长期以来，在无法进行随机对照试验（rct）的情况下，评估卫生系统干预措施的有效性一直是临床医生、卫生经济学家和卫生服务研究人员面临的挑战。差异中的差异（DID）是一种准实验研究设计，在利用观测数据解决这一挑战方面特别有吸引力。其他非实验研究设计，如回归调整或倾向评分匹配，试图通过仅考虑观察到的组间差异来检查干预的影响。相反，适当设计的DID研究旨在利用干预时间的随机性来确定干预的因果效应。近年来，在医学领域应用DID设计的论文数量不断增加。遵循这一趋势，《美国老年病学会杂志》（JAGS）发表了18项研究，其中大部分是自2018年以来的（原始数据来自作者），这些研究应用DID设计来检查与老年护理有关的各种卫生系统干预措施（图1）。DID设计评估干预措施的效果(例如，健康政策或计划)应用于一个或多个组（治疗组），通过将其结果与从未或尚未接受干预的组（对照组）进行比较，得出两种差异。3,4第一组差异分别比较了治疗组和对照组在干预前后的结果。这个过程消除了观察到的和未观察到的不随时间变化的群体特定因素。减去这些差异（即，第二个差异或差异中的差异）将消除两组共有的随时间变化的趋势。总之，DID确定了干预的因果效应，假设治疗组在没有干预的情况下会经历与对照组相同的趋势（平行趋势）。在最近一期的JAGS杂志上，伯克和他的同事进行了一项研究，使用DID设计来评估退伍军人健康管理局认可老年友好医疗系统后病人护理结果的变化。作者将DID的最新进展与Sun和Abraham开发的交错治疗时间相结合，6这是适当的，因为在不同的医疗地点接受认可发生在不同的时间。这种方法解决了传统DID估计中的潜在偏差——通常被称为双向固定效应——当治疗效果随着时间的推移而不恒定，并且在晚期和早期治疗部位有所不同。6-8考虑到在这种情况下缺乏随机对照试验，本研究的显著优势之一源于使用观察性数据来衡量在老年护理结果中实施循证护理转变（4Ms：什么重要，药物，心理状态和活动）的认知效果。虽然研究结果清楚地描述了老年友好识别和无设施日之间的积极联系，但当采用DID设计时，读者会遇到一个典型的难题：我们能否将这些关系解释为因果关系？要回答这个问题，需要对DID核心假设的合理性进行明确的论证——从统计上和概念上都是如此。通常，使用DID的研究通过证明干预前治疗组和对照组之间结果的相似趋势（以下简称趋势前测试），投入大量精力来论证平行趋势假设的有效性。如果干预前的医疗保健结果（例如，无设施天数）相对于对照组已经增加（或减少），那么干预后观察到的差异可能仅仅是前趋势的延续，而不是治疗效果。尽管大多数在JAGS中应用DID的出版物讨论或视觉评估了平行的预趋势，但只有少数报告了统计测试（图1）。视觉检查，无论多么直观，可能会掩盖导致干预的不同趋势，或者可能过于嘈杂，无法提供对预趋势的令人信服的批评。有足够能力检测治疗组和对照组之间趋势前差异的统计检验将更加透明；最近的文献一直关注于趋势前测试能力的诊断。9-11然而，如果非平行的前趋势是明显的，调整或匹配在基线测量的与治疗状况和结果趋势相关的时不变观察特征可能是合理的。然而，即使在干预之前平行趋势似乎得到满足，这一标准是否证明DID设计很容易用于识别干预的因果影响？不一定。首先，我们要区分平行趋势假设和趋势前检验。

本文章由计算机程序翻译，如有差异，请以英文原文为准。

摘要图片

查看原文

微信好友朋友圈 QQ好友复制链接

本刊更多论文

Applying difference-in-differences design in quality improvement and health systems research

Assessing the effectiveness of a health system intervention when randomized controlled trials (RCTs) are infeasible has long been a challenge for clinicians, health economists, and health service researchers alike. Difference-in-differences (DID) is a quasi-experimental study design that can be particularly appealing in addressing this challenge using observational data. Other nonexperimental study designs, such as regression adjustment or propensity score matching, attempt to examine the impact of an intervention by only accounting for the observed differences between groups. In contrast, an appropriately designed DID study aims to exploit randomness in intervention timing to identify the causal effects of the intervention. The number of published papers applying DID designs in the medical field has been increasing in recent years.^{1, 2} Following this trend, the Journal of the American Geriatrics Society (JAGS) published 18 studies, mostly since 2018 (original data from the authors), that apply DID designs to examine a wide range of health system interventions that pertain to geriatrics care (Figure 1).

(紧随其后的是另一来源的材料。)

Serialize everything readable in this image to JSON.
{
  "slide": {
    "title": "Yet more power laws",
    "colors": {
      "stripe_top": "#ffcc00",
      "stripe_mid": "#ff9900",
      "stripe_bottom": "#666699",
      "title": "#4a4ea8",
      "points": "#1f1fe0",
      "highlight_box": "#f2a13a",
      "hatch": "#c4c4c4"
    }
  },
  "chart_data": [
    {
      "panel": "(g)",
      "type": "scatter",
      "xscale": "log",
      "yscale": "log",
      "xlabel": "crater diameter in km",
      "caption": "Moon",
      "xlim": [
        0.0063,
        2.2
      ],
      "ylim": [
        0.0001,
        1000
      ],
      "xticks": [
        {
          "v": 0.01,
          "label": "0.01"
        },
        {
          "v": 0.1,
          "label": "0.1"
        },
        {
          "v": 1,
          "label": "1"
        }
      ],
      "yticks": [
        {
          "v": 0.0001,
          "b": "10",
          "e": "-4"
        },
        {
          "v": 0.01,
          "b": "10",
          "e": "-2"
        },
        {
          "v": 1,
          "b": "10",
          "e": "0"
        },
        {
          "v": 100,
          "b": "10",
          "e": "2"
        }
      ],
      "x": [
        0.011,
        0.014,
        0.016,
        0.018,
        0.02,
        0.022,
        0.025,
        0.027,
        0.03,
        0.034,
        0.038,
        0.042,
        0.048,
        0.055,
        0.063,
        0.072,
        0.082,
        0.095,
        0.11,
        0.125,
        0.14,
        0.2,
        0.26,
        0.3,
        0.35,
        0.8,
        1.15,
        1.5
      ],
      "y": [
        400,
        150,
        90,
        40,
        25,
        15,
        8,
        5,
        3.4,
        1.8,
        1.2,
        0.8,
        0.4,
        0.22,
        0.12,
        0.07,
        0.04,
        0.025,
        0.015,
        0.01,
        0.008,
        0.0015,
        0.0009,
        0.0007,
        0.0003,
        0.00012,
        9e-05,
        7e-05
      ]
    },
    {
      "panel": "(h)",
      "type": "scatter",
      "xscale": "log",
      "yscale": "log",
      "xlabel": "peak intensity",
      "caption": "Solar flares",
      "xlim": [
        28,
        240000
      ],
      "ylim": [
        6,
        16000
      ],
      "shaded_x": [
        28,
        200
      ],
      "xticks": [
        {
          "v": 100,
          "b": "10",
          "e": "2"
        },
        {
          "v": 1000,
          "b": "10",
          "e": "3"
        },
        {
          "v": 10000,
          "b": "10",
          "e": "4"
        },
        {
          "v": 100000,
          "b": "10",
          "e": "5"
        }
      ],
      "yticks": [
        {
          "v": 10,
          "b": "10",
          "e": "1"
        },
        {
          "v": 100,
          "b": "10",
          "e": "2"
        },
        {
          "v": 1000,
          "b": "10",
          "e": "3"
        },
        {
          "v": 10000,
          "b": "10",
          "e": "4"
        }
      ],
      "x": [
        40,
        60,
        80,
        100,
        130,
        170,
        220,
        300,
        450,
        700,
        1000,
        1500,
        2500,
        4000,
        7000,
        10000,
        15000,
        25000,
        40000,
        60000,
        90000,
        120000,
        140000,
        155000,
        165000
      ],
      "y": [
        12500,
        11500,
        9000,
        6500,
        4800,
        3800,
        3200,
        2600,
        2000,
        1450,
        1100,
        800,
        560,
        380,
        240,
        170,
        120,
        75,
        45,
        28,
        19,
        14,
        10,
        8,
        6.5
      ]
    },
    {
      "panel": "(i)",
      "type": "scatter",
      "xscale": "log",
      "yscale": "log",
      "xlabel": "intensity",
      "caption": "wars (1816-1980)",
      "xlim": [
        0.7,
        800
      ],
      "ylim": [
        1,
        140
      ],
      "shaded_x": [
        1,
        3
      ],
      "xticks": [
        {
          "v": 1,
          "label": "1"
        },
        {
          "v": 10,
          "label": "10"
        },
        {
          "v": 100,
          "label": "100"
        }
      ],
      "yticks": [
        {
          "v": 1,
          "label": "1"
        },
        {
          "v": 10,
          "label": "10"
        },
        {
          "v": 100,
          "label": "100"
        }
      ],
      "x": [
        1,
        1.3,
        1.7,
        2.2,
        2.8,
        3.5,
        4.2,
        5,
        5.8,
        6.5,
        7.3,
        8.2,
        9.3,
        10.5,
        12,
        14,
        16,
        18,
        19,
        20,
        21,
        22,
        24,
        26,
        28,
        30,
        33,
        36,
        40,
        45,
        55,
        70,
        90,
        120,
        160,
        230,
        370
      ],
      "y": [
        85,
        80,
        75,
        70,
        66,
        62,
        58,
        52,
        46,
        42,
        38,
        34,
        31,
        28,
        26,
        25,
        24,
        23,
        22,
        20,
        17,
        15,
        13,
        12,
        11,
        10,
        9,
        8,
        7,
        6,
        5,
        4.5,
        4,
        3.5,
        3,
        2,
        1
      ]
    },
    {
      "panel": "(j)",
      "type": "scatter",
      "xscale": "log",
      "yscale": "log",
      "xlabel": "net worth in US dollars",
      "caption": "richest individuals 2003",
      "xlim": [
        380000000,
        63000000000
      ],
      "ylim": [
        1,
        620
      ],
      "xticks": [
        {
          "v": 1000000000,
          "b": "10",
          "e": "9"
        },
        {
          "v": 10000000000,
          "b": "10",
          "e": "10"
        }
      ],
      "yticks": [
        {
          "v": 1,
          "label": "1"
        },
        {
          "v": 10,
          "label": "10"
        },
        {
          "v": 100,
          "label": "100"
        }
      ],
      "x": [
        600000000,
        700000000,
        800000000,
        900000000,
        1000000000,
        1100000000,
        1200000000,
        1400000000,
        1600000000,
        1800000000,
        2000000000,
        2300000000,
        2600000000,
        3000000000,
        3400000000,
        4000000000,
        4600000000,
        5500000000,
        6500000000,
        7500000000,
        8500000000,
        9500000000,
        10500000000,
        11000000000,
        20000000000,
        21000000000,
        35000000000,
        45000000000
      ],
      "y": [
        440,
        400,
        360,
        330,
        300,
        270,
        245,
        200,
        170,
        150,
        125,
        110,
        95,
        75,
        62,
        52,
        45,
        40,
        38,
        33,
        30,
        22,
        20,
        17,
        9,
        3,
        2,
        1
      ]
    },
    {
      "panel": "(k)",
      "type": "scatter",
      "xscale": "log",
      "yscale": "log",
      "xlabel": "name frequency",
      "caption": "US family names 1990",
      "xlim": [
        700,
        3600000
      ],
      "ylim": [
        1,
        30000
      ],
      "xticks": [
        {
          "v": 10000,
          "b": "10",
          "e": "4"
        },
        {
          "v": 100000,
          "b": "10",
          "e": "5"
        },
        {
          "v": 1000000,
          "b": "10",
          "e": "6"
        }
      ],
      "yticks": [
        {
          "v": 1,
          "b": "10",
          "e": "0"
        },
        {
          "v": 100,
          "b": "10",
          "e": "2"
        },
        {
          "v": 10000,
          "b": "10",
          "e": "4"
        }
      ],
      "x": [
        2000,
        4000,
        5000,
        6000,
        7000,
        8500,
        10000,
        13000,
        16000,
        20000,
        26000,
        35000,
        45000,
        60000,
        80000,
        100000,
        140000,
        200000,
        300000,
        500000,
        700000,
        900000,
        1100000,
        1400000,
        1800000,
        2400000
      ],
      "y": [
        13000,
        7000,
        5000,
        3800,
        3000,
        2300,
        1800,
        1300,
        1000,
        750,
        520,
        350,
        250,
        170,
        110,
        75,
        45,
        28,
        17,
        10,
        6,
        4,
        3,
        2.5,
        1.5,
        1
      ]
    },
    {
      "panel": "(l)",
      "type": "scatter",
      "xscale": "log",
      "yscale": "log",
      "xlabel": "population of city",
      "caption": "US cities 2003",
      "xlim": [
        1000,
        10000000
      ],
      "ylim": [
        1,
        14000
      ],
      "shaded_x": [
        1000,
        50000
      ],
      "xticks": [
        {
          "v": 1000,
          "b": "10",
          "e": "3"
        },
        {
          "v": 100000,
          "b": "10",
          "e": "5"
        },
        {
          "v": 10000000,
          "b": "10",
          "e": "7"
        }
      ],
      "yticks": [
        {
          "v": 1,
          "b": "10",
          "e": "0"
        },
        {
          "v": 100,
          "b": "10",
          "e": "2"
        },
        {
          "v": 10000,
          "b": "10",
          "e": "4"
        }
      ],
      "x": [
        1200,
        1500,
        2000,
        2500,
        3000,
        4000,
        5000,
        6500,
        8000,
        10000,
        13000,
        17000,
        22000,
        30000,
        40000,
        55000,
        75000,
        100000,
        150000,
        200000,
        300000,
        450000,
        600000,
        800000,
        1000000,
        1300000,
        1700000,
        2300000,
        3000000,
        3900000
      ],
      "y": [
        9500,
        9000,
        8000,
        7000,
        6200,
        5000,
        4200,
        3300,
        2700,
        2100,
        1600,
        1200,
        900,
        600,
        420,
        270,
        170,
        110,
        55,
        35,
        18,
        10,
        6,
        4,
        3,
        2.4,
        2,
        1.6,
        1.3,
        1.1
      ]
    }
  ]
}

DID designs assess the effect of an intervention (e.g., health policy or program) applied to one or more groups (treated) by comparing their outcomes relative to a group that has never or not yet received the intervention (control) in terms of two differences.^{3, 4} The first set of differences compares outcomes before and after the timing of the intervention for the treated and control groups, respectively. This process removes the observed and unobserved group-specific factors that do not change over time. Subtracting these differences (i.e., the second difference or difference-in-differences) removes the time-varying trends that are common to both groups. Together, DID identifies the causal effect of the intervention assuming that the treated would have experienced the same trend as the control group in the absence of the intervention (parallel trends).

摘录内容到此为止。